Na rynku walutowym w dalszym ciągu obserwujemy przedświąteczny spokój, co wiąże się z niższą płynnością. W dzisiejszym kalendarium jednak mamy sporo ciekawych danych zarówno z amerykańskiej, jak i kanadyjskiej gospodarki. Z USA poza bezrobociem tygodniowym poznamy finalny odczyt PKB w trzecim kwartale tego roku, gdzie analitycy oczekują tempa wzrostu na poziomie 3,3% r/r. Opublikowane zostanie także preferowana przez Fed miara inflacji – wskaźnik PCE. Konsensus rynkowy zakłada, że bazowy indeks PCE w trzecim kwartale ustabilizuje się na poziomie 1,7% k/k. Ponadto dowiemy się więcej o poziomie inwestycji w listopadzie, gdyż opublikowane zostaną zamówienia na dobra trwałego użytku. Z kolei z Kanady poznamy dane o sprzedaży detalicznej oraz inflacji CPI. Z tego względu ciekawe jest monitorowanie sytuacji na parze USDCAD pod kątem kontynuacji odbicia. W dniu wczorajszym na tej parze ustanowione zostało nowe maksimum lokalne powyżej poziomu 1,3440.
Na głównych parach walutowych siła dolara wyhamowuje. EURUSD rozpoczął wczoraj ruch korekcyjny i aktualnie para handlowana jest w pobliżu wczorajszego maksimum na poziomie 1,0450. Silny trend spadkowy na eurodolarze sprawia, że wszelkie korekty wzrostowe jak na razie powinny być dość płytkie. Najprawdopodobniej część inwestorów przed świętami będzie chciała także zrealizować zyski z długich pozycji w dolarze. Maksimum lokalne z 19 grudnia wyznacza opór tuż poniżej 1,0480. Obserwowany spadek płynności może sprzyjać utrzymaniu się zakresu wahań na większości par walutowych.
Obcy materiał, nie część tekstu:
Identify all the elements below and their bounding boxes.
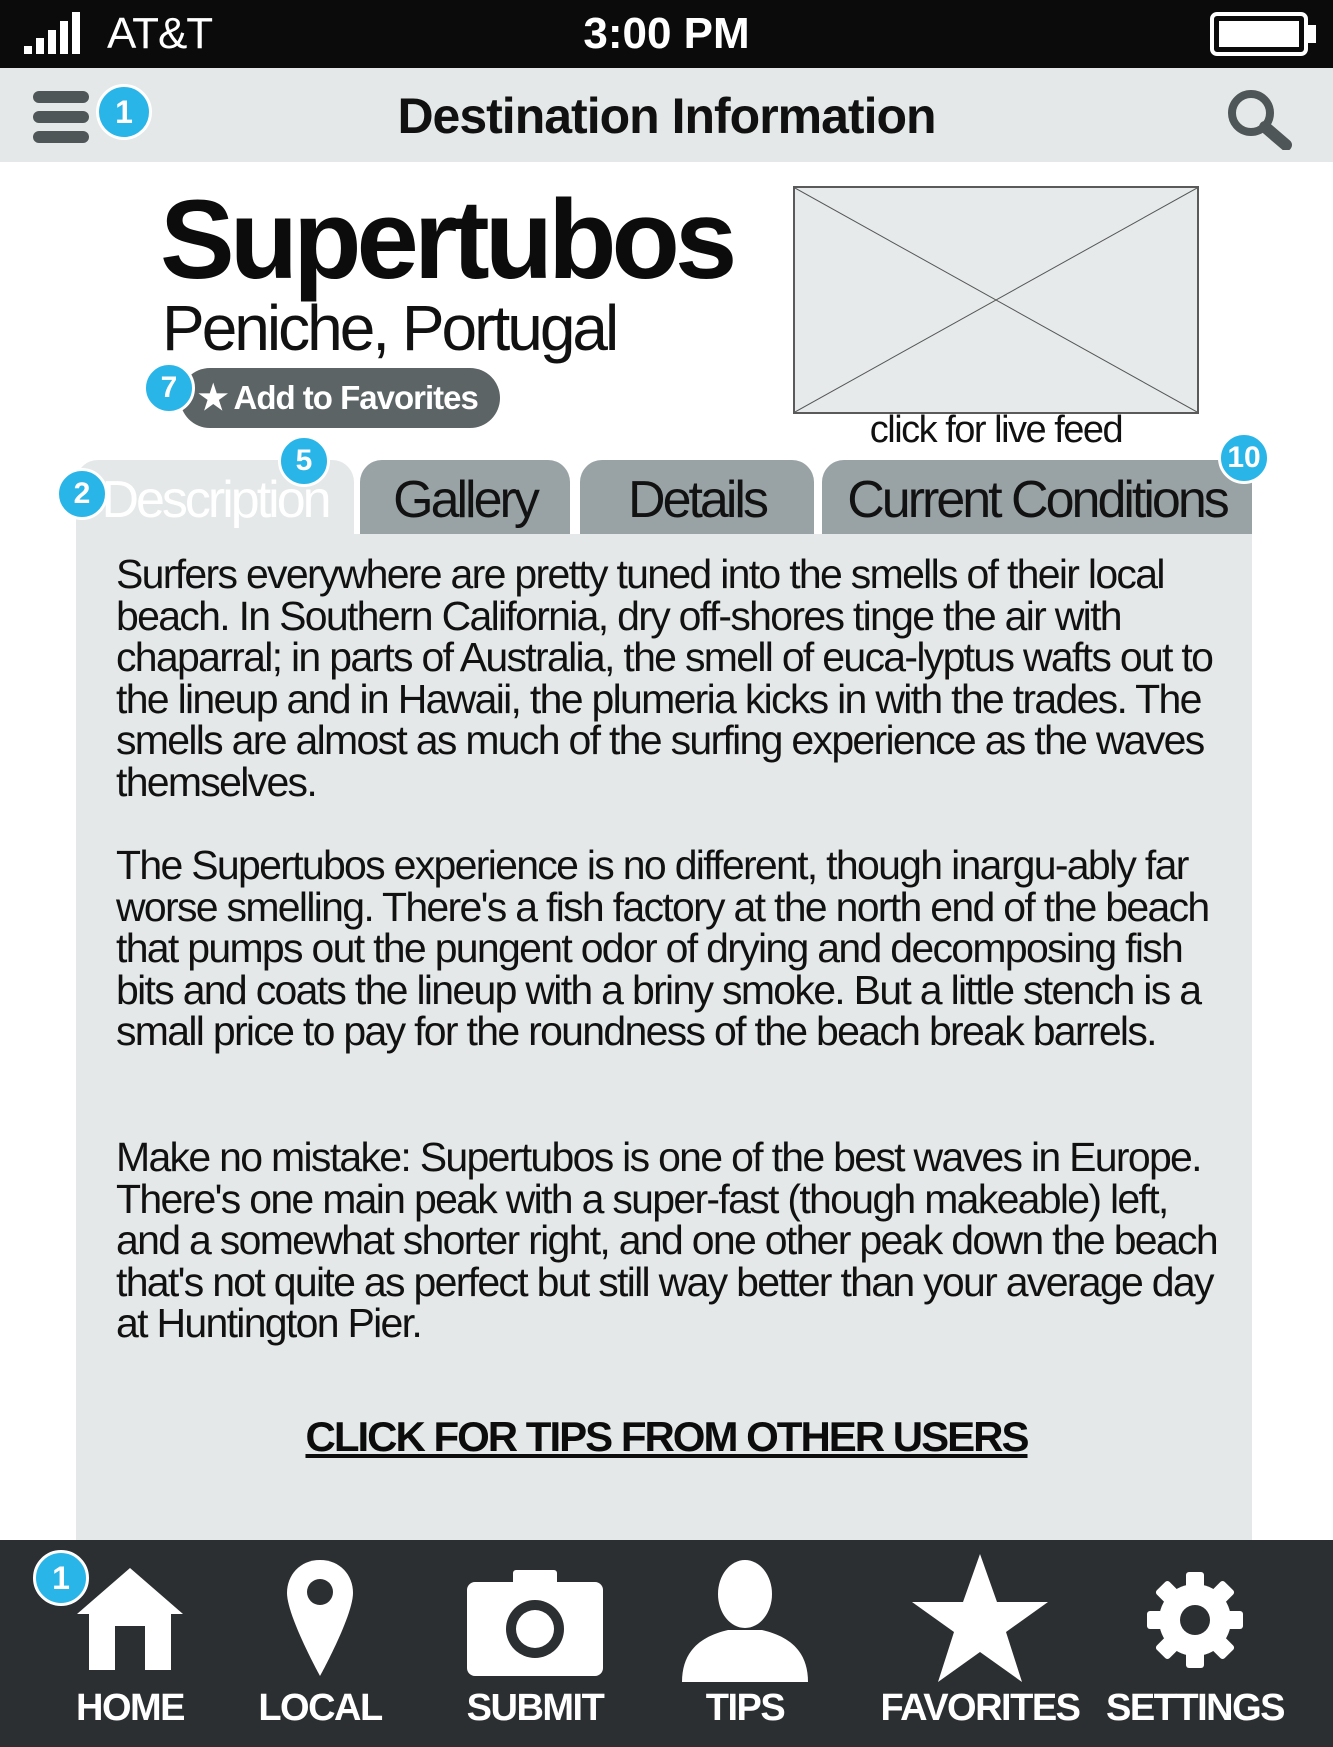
description-paragraph: Make no mistake: Supertubos is one of th…: [116, 1134, 1219, 1346]
nav-item-submit[interactable]: SUBMIT: [450, 1540, 620, 1747]
search-icon[interactable]: [1226, 88, 1292, 150]
description-paragraph: The Supertubos experience is no differen…: [116, 842, 1210, 1054]
page-title: Destination Information: [397, 88, 936, 144]
nav-label-submit: SUBMIT: [466, 1687, 605, 1729]
nav-item-settings[interactable]: SETTINGS: [1100, 1540, 1290, 1747]
nav-item-local[interactable]: LOCAL: [240, 1540, 400, 1747]
tab-current-conditions[interactable]: Current Conditions: [822, 460, 1252, 534]
home-icon: [77, 1568, 183, 1670]
location-pin-icon: [287, 1560, 353, 1676]
battery-icon: [1210, 12, 1316, 56]
description-paragraph: Surfers everywhere are pretty tuned into…: [116, 551, 1214, 805]
destination-location: Peniche, Portugal: [162, 292, 619, 364]
tab-gallery[interactable]: Gallery: [360, 460, 570, 534]
description-tab-annotation-badge: 2: [56, 468, 108, 520]
gallery-tab-annotation-badge: 5: [278, 435, 330, 487]
star-icon: ★: [198, 379, 229, 417]
nav-label-tips: TIPS: [705, 1687, 786, 1729]
nav-label-settings: SETTINGS: [1105, 1687, 1286, 1729]
nav-label-favorites: FAVORITES: [880, 1687, 1081, 1729]
favorites-annotation-badge: 7: [143, 362, 195, 414]
nav-annotation-badge: 1: [33, 1550, 89, 1606]
camera-icon: [467, 1570, 603, 1676]
tab-details[interactable]: Details: [580, 460, 814, 534]
nav-label-home: HOME: [76, 1687, 186, 1729]
destination-name: Supertubos: [160, 177, 737, 302]
star-icon: [912, 1554, 1048, 1682]
nav-item-favorites[interactable]: FAVORITES: [870, 1540, 1090, 1747]
tips-from-users-link[interactable]: CLICK FOR TIPS FROM OTHER USERS: [0, 1412, 1333, 1462]
status-clock: 3:00 PM: [583, 9, 750, 58]
live-feed-image-placeholder[interactable]: [793, 186, 1199, 414]
add-to-favorites-button[interactable]: ★ Add to Favorites: [180, 368, 500, 428]
nav-label-local: LOCAL: [258, 1687, 383, 1729]
add-to-favorites-label: Add to Favorites: [233, 379, 478, 416]
user-icon: [682, 1560, 808, 1682]
nav-item-tips[interactable]: TIPS: [670, 1540, 820, 1747]
conditions-tab-annotation-badge: 10: [1218, 432, 1270, 484]
live-feed-caption[interactable]: click for live feed: [793, 404, 1199, 456]
gear-icon: [1147, 1572, 1243, 1668]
Podczas środowej sesji można było zaobserwować silniejsze ruchy na parach z koroną szwedzką ze względu na mniej gołębi komunikat tamtejszego Riskbanku. Bank utrzymał stopę procentowa na poziomie -0,5% a także wydłużył program skupu aktywów o 6 miesięcy w wysokości 30 mld SEK. Korona szwedzka pozytywnie zareagowała na tej informacje, gdyż po pierwsze nie sprawdziły się spekulacje o możliwej obniżce stóp procentowych a po drugie część członków zarządu Riskabanku wykazywała tendencje w kierunku wychodzenia z programu QE. Co więcej, odnotowano lepsze perspektywy dla wzrostu gospodarczego. Wczorajsze umocnienie korony względem euro doprowadziło notowania EURSEK w okolice 200-okresowej średniej EMA w skali dziennej. Na USDSEK natomiast obserwowaliśmy wyraźne odreagowanie ostatnich wzrostów.
EURSEK
EURSEK zbliża się do ważnego wsparcia w rejonie 9,5870-9,5970, gdzie przebiega także 200-okresowa średnia EMA w skali D1 oraz 50% zniesienia całości fali wzrostowej kształtującej się z poziomu 9,1138. Przełamanie wspomnianego wsparcia będzie mocnym impulsem dla strony podażowej na tej parze, co w kolejnych dniach powinno sprzyjać pogłębieniu obserwowanych spadków nawet w rejon 9,4900 w sytuacji pozytywnych danych napływających ze szwedzkiej gospodarki. Silnym oporem pozostają obecnie okolice 9,6750.
Sytuacja techniczna na EURPLN nie uległa większym zmianom. Para w dalszym ciągu wspiera się na 50-okresowej średniej EMA w skali dziennej oraz handlowana jest powyżej górnego ograniczenia chmury ichimoku w skali D1. Świece dzienne z ostatnich dni mają długie górne cienie, co sugeruje, że jeszcze przed końcem roku może zostać podjęta próba kolejnego ataku na poziom 4,4000, co otworzyłoby drogę do spadków w rejon 4,3922, gdzie wsparcie wyznacza maksimum lokalne z 2.IX.2016 roku. W przypadku wybronienia poziomu wynikającego z projekcji 78,6% całości maksymalnego impulsu spadkowego w całym ruchu wzrostowym z poziomu 4,2534, EURPLN może kierować się w okolice oporu na poziomie 4,4287, który wyznacza linia tenkan sen.